Masturbation im Schwimmbad, weil er sich nicht traut, sie anzusprechen; Berührungsangst in der Disko, Alleinsein in der Großstadt. Und dann ein Mord, weil sich ein Tänzer durch Blicke belästigt fühlt. „Jung zu sein bedeutet eben nicht, dass immer alles super läuft“, sagt Gökmen Cigdem. So definiert der 22-Jährige das Thema des Theaterstücks Blut on the Dancefloor, und das hat einen realen Hintergrund: Die Frage „Warum schaust du mich so an?“ hatte im vergangenen Jahr auf dem Kiez eine Schießerei zur Folge gehabt. Nicht zuletzt persönliche Erfahrungen waren es, die Gökmen Cigdem, elf weitere Akteure zwischen 16 und 24 Jahren sowie Regisseur David Chotjewitz inspirierten, die Kehrseite des spaßigen Nachtlebens aufzuzeigen – aufgeführt wird Blut... passenderweise im Kiez-Tanzschuppen Phonodrome.
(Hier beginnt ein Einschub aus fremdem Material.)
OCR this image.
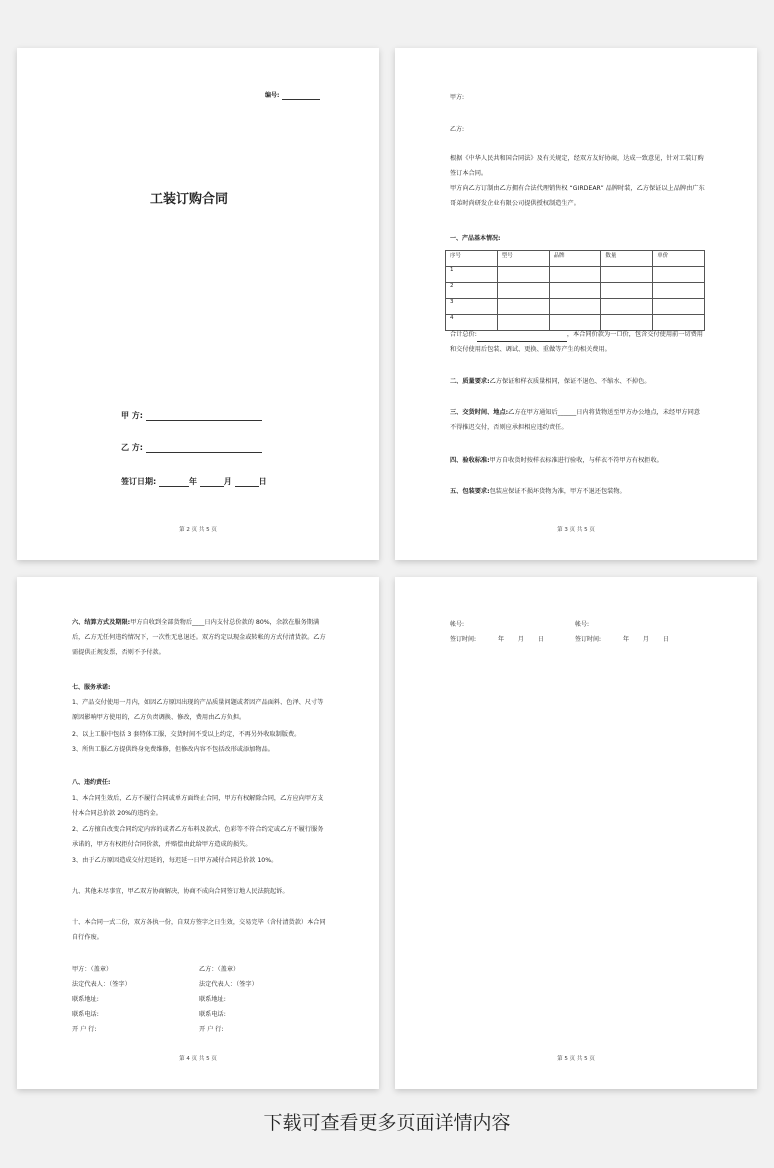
编号:
工装订购合同
甲 方:
乙 方:
签订日期:	年	月	日
第 2 页 共 5 页
甲方:
乙方:
根据《中华人民共和国合同法》及有关规定，经双方友好协商，达成一致意见，针对工装订购签订本合同。
甲方向乙方订制由乙方拥有合法代理销售权 “GIRDEAR” 品牌时装，乙方保证以上品牌由广东哥弟时尚研发企业有限公司提供授权制造生产。
一、产品基本情况:
序号	型号	品牌	数量	单价
1				
2				
3				
4				
合计总价:	，本合同价款为一口价，包含交付使用前一切费用和交付使用后包装、调试、更换、重做等产生的相关费用。
二、质量要求:乙方保证和样衣质量相同，保证不退色、不缩水、不掉色。
三、交货时间、地点:乙方在甲方通知后______日内将货物送至甲方办公地点，未经甲方同意不得推迟交付，否则应承担相应违约责任。
四、验收标准:甲方自收货时按样衣标准进行验收，与样衣不符甲方有权拒收。
五、包装要求:包装应保证不损坏货物为准，甲方不退还包装物。
第 3 页 共 5 页
六、结算方式及期限:甲方自收到全部货物后____日内支付总价款的 80%，余款在服务期满后，乙方无任何违约情况下，一次性无息退还。双方约定以现金或转帐的方式付清货款。乙方需提供正规发票，否则不予付款。
七、服务承诺:
1、产品交付使用一月内，如因乙方原因出现的产品质量问题或者因产品面料、色泽、尺寸等原因影响甲方使用的，乙方负责调换、修改，费用由乙方负担。
2、以上工服中包括 3 套特体工服，交货时间不受以上约定，不再另外收取制版费。
3、所售工服乙方提供终身免费维修，但修改内容不包括改形或添加物品。
八、违约责任:
1、本合同生效后，乙方不履行合同或单方面终止合同，甲方有权解除合同，乙方应向甲方支付本合同总价款 20%的违约金。
2、乙方擅自改变合同约定内容的或者乙方布料及款式、色彩等不符合约定或乙方不履行服务承诺的，甲方有权拒付合同价款，并赔偿由此给甲方造成的损失。
3、由于乙方原因造成交付迟延的，每迟延一日甲方减付合同总价款 10%。
九、其他未尽事宜，甲乙双方协商解决，协商不成向合同签订地人民法院起诉。
十、本合同一式二份，双方各执一份，自双方签字之日生效，交易完毕（含付清货款）本合同自行作废。
甲方：（盖章）
法定代表人：（签字）
联系地址:
联系电话:
开 户 行:
乙方：（盖章）
法定代表人：（签字）
联系地址:
联系电话:
开 户 行:
第 4 页 共 5 页
帐号:
签订时间:	年 月 日
帐号:
签订时间:	年 月 日
第 5 页 共 5 页
下载可查看更多页面详情内容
Das Stück lebt vom raschen Motivwechsel. Eben noch streicht das Mädchen Melody einsam auf seiner Geige, schon hüpfen schrille Partygänger zu einem Potpourri von „Barbie Girl“ bis „Highway to Hell“. Dazwischen erzählt ein Mexikaner von stinkendem Eiweiß in seinen Haaren. Vielfältig sind auch die Stilelemente: Rap, Techno, Improvisationen rund ums Handy, Gruppentänze, Sologesang und HipHop „from Africa to the United States to Neuwiedenthal“. Choreographie und Musikstücke sind fast ausschließlich Eigenproduktionen. „Morgens um vier“ singen die abgewrackten Partygänger immer wieder, Erinnerungen an Müdigkeit, Suff und Schweiß um diese Uhrzeit erwachen beim Zuschauer.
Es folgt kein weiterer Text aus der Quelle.